ようやく買ったデリンジャーエスケイプ・プランの新譜『ミス・マシン』。タイトルが、う〜ん。ダリの出来損ないみたいなジャケも、うむむ。。しかし、音は健在。まだ一聴しただけだからうかつなことは言いたかないが、少なくとも出来は良い(断言)。

 一部ではビミョーな反応だが、気持ちは分かる。変態度は抑えめだし、歌ってるし(あのヴォーカリストなのに!?)。このバンドのどこに力点を置くか、それによって評価が分かれる作品といえるだろう。あるいは聴く側が試されているというか…。

 今までの作品には、ヘヴィロック好き・ハードコア好き・メタル好きは言うに及ばず、アヴァンギャルド好き・プログレ好き・ジャズ好きをも取り込む、めちゃくちゃ強力で強引な牽引力があったが、今作はトーンダウン。カッコイイ変態フレーズは随所にちりばめつつも、楽曲としてすっきり整理されていて、“普通のバンド”になったという印象。
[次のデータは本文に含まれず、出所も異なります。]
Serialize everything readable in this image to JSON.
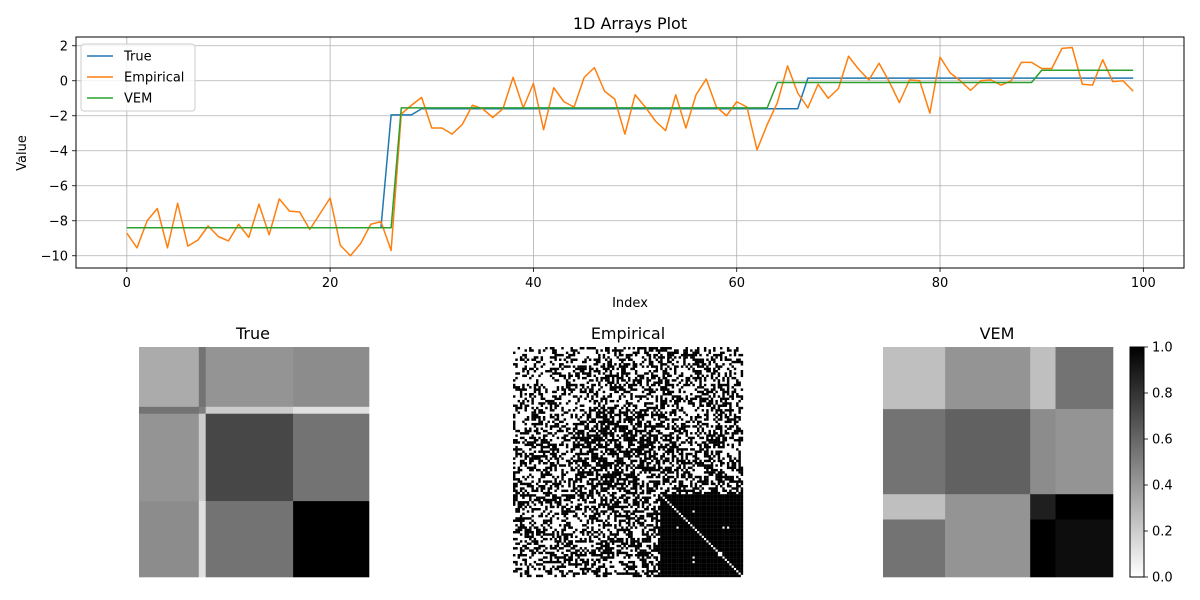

当然、初見の頃のインパクトは弱くなっているわけで、だからイマイチ…と言いたくなる気持ちは、とってもよく分かる。

 けど、“普通のバンド”としての文法にのっとった楽曲を軸としたところに、あの狂ったように加速する暴走ギターが差し込まれる今作にこそ、このバンドの底力というか根の深さがあると思う。というところは、ひとまず認めるべきじゃないかと思う。少なくとも、これまで共演してきた同系列の他のバンドよりは凄いのだし。“普通のバンド”なんてヤだ!変態がいいっ!と言うならともかく。
 その上で、あの暇さえあったらマイクスタンド放り投げてる野獣系ヴォーカリストがちゃんと本分を全うしているかどうか、その“歌”がバンドの名に恥じぬ出来になっているかどうか。そのあたりがポイントになるのだが、その部分は印象としては少し分が悪そう…。どうしても、この前に出したマイク・パットンとの共作と比べてしまうし。ま、もう少しちゃんと聴いてからあらためて。。

 いずれにせよ、これまでよりマスを意識した作品づくり・イメージづくりがされているようで、どういう受け止められ方をするのか、ちょっと気になるところかな。